How Apple’s retail chief views her store workers

How Apple's retail chief views her store workers

Apple retail chief Angela Ahrendts says the employee retention rate at the retail stores has reached its highest level yet.


Apple Stores employees stick with their jobs and there’s a good reason for that, says the company’s retail chief.

The company employs around 60,000 store workers and ended 2015 with a retention rate of 81 percent, Apple vice president of retail and online stores Angela Ahrendts told Fast Company in an interview published Wednesday. That’s the highest retention rate Apple has ever had for its retail store workers, according to Ahrendts.

While the glory often goes to Apple’s product designers and marketing wizards, Apple Stores have been central to the company’s success. That retail empire now stretches to 463 retail stores across 16 countries. Apple Stores had the highest sales per square foot of any US retailer, Fortune reported last year.

The cachet of Apple Stores has prompted other tech giants including Microsoft, Samsung and AT&T to spiff up their retail operations, while traditional electronics retailers such as Best Buy, Circuit City and Radio Shack have struggled or disappeared.

Retail staffers face the often-challenging task of dealing with customers, whether trying to wow them with the merits of an iPhone or Mac or helping them with a question or problem. Workers not only need technical chops but also the right amount of patience and friendliness. Ahrendts, who took over Apple’s retail helm in 2014, told Fast Company that she visited 40 retail markets to spend time talking with store employees. Their feedback gave her the sense that workers feel “connected.”
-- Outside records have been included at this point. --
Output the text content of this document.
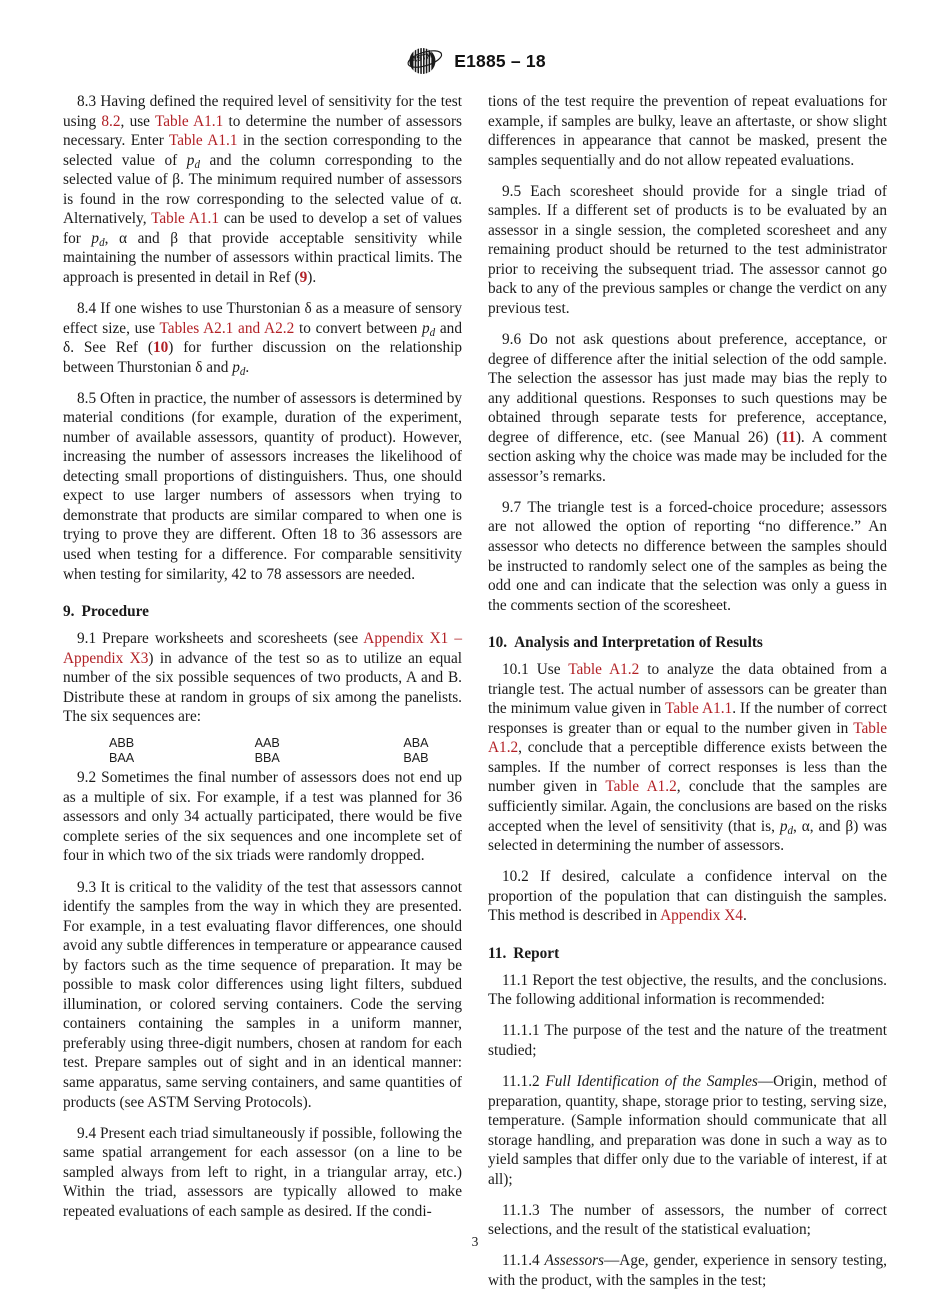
ASTM E1885 – 18

8.3 Having defined the required level of sensitivity for the test using 8.2, use Table A1.1 to determine the number of assessors necessary. Enter Table A1.1 in the section corresponding to the selected value of $p_d$ and the column corresponding to the selected value of β. The minimum required number of assessors is found in the row corresponding to the selected value of α. Alternatively, Table A1.1 can be used to develop a set of values for $p_d$, α and β that provide acceptable sensitivity while maintaining the number of assessors within practical limits. The approach is presented in detail in Ref (9).

8.4 If one wishes to use Thurstonian δ as a measure of sensory effect size, use Tables A2.1 and A2.2 to convert between $p_d$ and δ. See Ref (10) for further discussion on the relationship between Thurstonian δ and $p_d$.

8.5 Often in practice, the number of assessors is determined by material conditions (for example, duration of the experiment, number of available assessors, quantity of product). However, increasing the number of assessors increases the likelihood of detecting small proportions of distinguishers. Thus, one should expect to use larger numbers of assessors when trying to demonstrate that products are similar compared to when one is trying to prove they are different. Often 18 to 36 assessors are used when testing for a difference. For comparable sensitivity when testing for similarity, 42 to 78 assessors are needed.

9. Procedure

9.1 Prepare worksheets and scoresheets (see Appendix X1 – Appendix X3) in advance of the test so as to utilize an equal number of the six possible sequences of two products, A and B. Distribute these at random in groups of six among the panelists. The six sequences are:

ABB	AAB	ABA
BAA	BBA	BAB

9.2 Sometimes the final number of assessors does not end up as a multiple of six. For example, if a test was planned for 36 assessors and only 34 actually participated, there would be five complete series of the six sequences and one incomplete set of four in which two of the six triads were randomly dropped.

9.3 It is critical to the validity of the test that assessors cannot identify the samples from the way in which they are presented. For example, in a test evaluating flavor differences, one should avoid any subtle differences in temperature or appearance caused by factors such as the time sequence of preparation. It may be possible to mask color differences using light filters, subdued illumination, or colored serving containers. Code the serving containers containing the samples in a uniform manner, preferably using three-digit numbers, chosen at random for each test. Prepare samples out of sight and in an identical manner: same apparatus, same serving containers, and same quantities of products (see ASTM Serving Protocols).

9.4 Present each triad simultaneously if possible, following the same spatial arrangement for each assessor (on a line to be sampled always from left to right, in a triangular array, etc.) Within the triad, assessors are typically allowed to make repeated evaluations of each sample as desired. If the condi-

tions of the test require the prevention of repeat evaluations for example, if samples are bulky, leave an aftertaste, or show slight differences in appearance that cannot be masked, present the samples sequentially and do not allow repeated evaluations.

9.5 Each scoresheet should provide for a single triad of samples. If a different set of products is to be evaluated by an assessor in a single session, the completed scoresheet and any remaining product should be returned to the test administrator prior to receiving the subsequent triad. The assessor cannot go back to any of the previous samples or change the verdict on any previous test.

9.6 Do not ask questions about preference, acceptance, or degree of difference after the initial selection of the odd sample. The selection the assessor has just made may bias the reply to any additional questions. Responses to such questions may be obtained through separate tests for preference, acceptance, degree of difference, etc. (see Manual 26) (11). A comment section asking why the choice was made may be included for the assessor’s remarks.

9.7 The triangle test is a forced-choice procedure; assessors are not allowed the option of reporting “no difference.” An assessor who detects no difference between the samples should be instructed to randomly select one of the samples as being the odd one and can indicate that the selection was only a guess in the comments section of the scoresheet.

10. Analysis and Interpretation of Results

10.1 Use Table A1.2 to analyze the data obtained from a triangle test. The actual number of assessors can be greater than the minimum value given in Table A1.1. If the number of correct responses is greater than or equal to the number given in Table A1.2, conclude that a perceptible difference exists between the samples. If the number of correct responses is less than the number given in Table A1.2, conclude that the samples are sufficiently similar. Again, the conclusions are based on the risks accepted when the level of sensitivity (that is, $p_d$, α, and β) was selected in determining the number of assessors.

10.2 If desired, calculate a confidence interval on the proportion of the population that can distinguish the samples. This method is described in Appendix X4.

11. Report

11.1 Report the test objective, the results, and the conclusions. The following additional information is recommended:

11.1.1 The purpose of the test and the nature of the treatment studied;

11.1.2 Full Identification of the Samples—Origin, method of preparation, quantity, shape, storage prior to testing, serving size, temperature. (Sample information should communicate that all storage handling, and preparation was done in such a way as to yield samples that differ only due to the variable of interest, if at all);

11.1.3 The number of assessors, the number of correct selections, and the result of the statistical evaluation;

11.1.4 Assessors—Age, gender, experience in sensory testing, with the product, with the samples in the test;

3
“They don’t feel like they’re just somebody over here working with customers,” Ahrendts said. “I don’t see them as retail employees. I see them as executives in the company who are touching the customers with the products that Jony [Ive] and the team took years to build. Somebody has to deliver it to the customer in a wonderful way.”

The former CEO of British luxury retailer Burberry Group, Ahrendts took over the retail post from John Browett, who was let go in 2012 after six months on the job. Browett had taken the reins after the departure of Ron Johnson, who left Apple in 2011 to become CEO at retailer J.C. Penney.

Under Ahrendts’ watch, Apple retail stores have undergone design changes and have grown in volume, especially in China where the 30th store opened earlier this month.